Oil Secretary K D Tripathi said e-bidding will run from
July 15 through October 31, post which in two months investors will be selected and contracts will be signed by January.
The present auctions, to be conducted on simpler contractual terms together with pricing and marketing freedom, will be the first licensing round in over five years, Tripathi said.
The government had liberalised exploration and production regime in the early 1990s. In the late 1990s, it further liberalised the E&P sector with the introduction of NELP regime that allowed 100 per cent FDI and offered a level playing field to private and national oil companies.
The fields offered for global bidding hold 625 million barrels of in-place oil/gas reserves.
Pradhan said 46 fields that are offered are actually 67 small and marginal discoveries that have been clubbed. ONGC and Oil India "surrendered" these fields as they could not develop them because of huge overhead cost and uneconomic size, he said but added that these national exploration companies will not get compensation from the bidders at all.

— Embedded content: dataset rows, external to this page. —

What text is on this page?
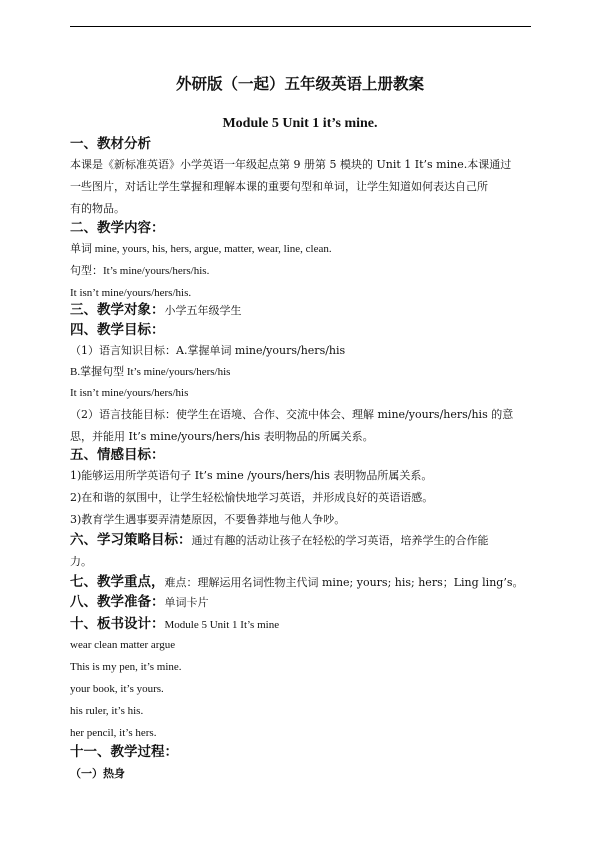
外研版（一起）五年级英语上册教案
Module 5 Unit 1 it’s mine.
一、教材分析
本课是《新标准英语》小学英语一年级起点第 9 册第 5 模块的 Unit 1 It’s mine.本课通过
一些图片，对话让学生掌握和理解本课的重要句型和单词，让学生知道如何表达自己所
有的物品。
二、教学内容：
单词 mine, yours, his, hers, argue, matter, wear, line, clean.
句型：It’s mine/yours/hers/his.
It isn’t mine/yours/hers/his.
三、教学对象：小学五年级学生
四、教学目标：
（1）语言知识目标：A.掌握单词 mine/yours/hers/his
B.掌握句型 It’s mine/yours/hers/his
It isn’t mine/yours/hers/his
（2）语言技能目标：使学生在语境、合作、交流中体会、理解 mine/yours/hers/his 的意
思，并能用 It’s mine/yours/hers/his 表明物品的所属关系。
五、情感目标：
1)能够运用所学英语句子 It’s mine /yours/hers/his 表明物品所属关系。
2)在和谐的氛围中，让学生轻松愉快地学习英语，并形成良好的英语语感。
3)教育学生遇事要弄清楚原因，不要鲁莽地与他人争吵。
六、学习策略目标：通过有趣的活动让孩子在轻松的学习英语，培养学生的合作能
力。
七、教学重点，难点：理解运用名词性物主代词 mine; yours; his; hers；Ling ling’s。
八、教学准备：单词卡片
十、板书设计：Module 5 Unit 1 It’s mine
wear clean matter argue
This is my pen, it’s mine.
your book, it’s yours.
his ruler, it’s his.
her pencil, it’s hers.
十一、教学过程：
（一）热身
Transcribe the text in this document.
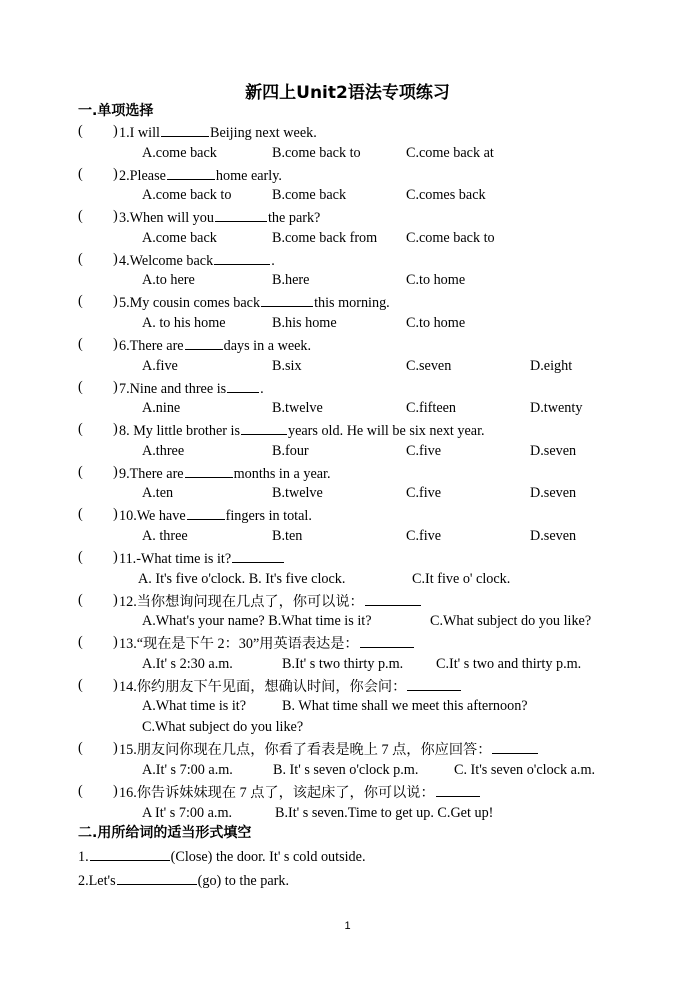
新四上Unit2语法专项练习
一.单项选择
( ) 1.I will	Beijing next week.
A.come back	B.come back to	C.come back at
( ) 2.Please	home early.
A.come back to	B.come back	C.comes back
( ) 3.When will you	the park?
A.come back	B.come back from C.come back to
( ) 4.Welcome back	.
A.to here	B.here	C.to home
( ) 5.My cousin comes back	this morning.
A. to his home	B.his home	C.to home
( ) 6.There are	days in a week.
A.five	B.six	C.seven	D.eight
( ) 7.Nine and three is .
A.nine	B.twelve	C.fifteen	D.twenty
( ) 8. My little brother is	years old. He will be six next year.
A.three	B.four	C.five	D.seven
( ) 9.There are	months in a year.
A.ten	B.twelve	C.five	D.seven
( ) 10.We have	fingers in total.
A. three	B.ten	C.five	D.seven
( ) 11.-What time is it?
A. It's five o'clock. B. It's five clock.	C.It five o' clock.
( ) 12.当你想询问现在几点了，你可以说：
A.What's your name? B.What time is it?	C.What subject do you like?
( ) 13.“现在是下午 2：30”用英语表达是：
A.It' s 2:30 a.m.	B.It' s two thirty p.m. C.It' s two and thirty p.m.
( ) 14.你约朋友下午见面，想确认时间，你会问：
A.What time is it?	B. What time shall we meet this afternoon?
C.What subject do you like?
( ) 15.朋友问你现在几点，你看了看表是晚上 7 点，你应回答：
A.It' s 7:00 a.m.	B. It' s seven o'clock p.m.	C. It's seven o'clock a.m.
( ) 16.你告诉妹妹现在 7 点了，该起床了，你可以说：
A It' s 7:00 a.m.	B.It' s seven.Time to get up. C.Get up!
二.用所给词的适当形式填空
1.	(Close) the door. It' s cold outside.
2.Let's	(go) to the park.
1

"May be ONGC and OIL can ask for some revenue sharing, apart from participating in these bids," Pradhan said
In the current round of bidding, as many as 67 idle discoveries are clubbed into 46 fields for offer in the international bidding round. Of these, 28 discoveries are in Bombay offshore, 14 in the Krishna Godavari basin and 10 in the Assam shelf.
In-place reserves in these identified discoveries/ fields is about 88 mt of oil/oil equivalent gas. The biggest discovery among the lot is the D-18 in Bombay Offshore that alone holds 14.78 million tonnes of in-place oil reserves.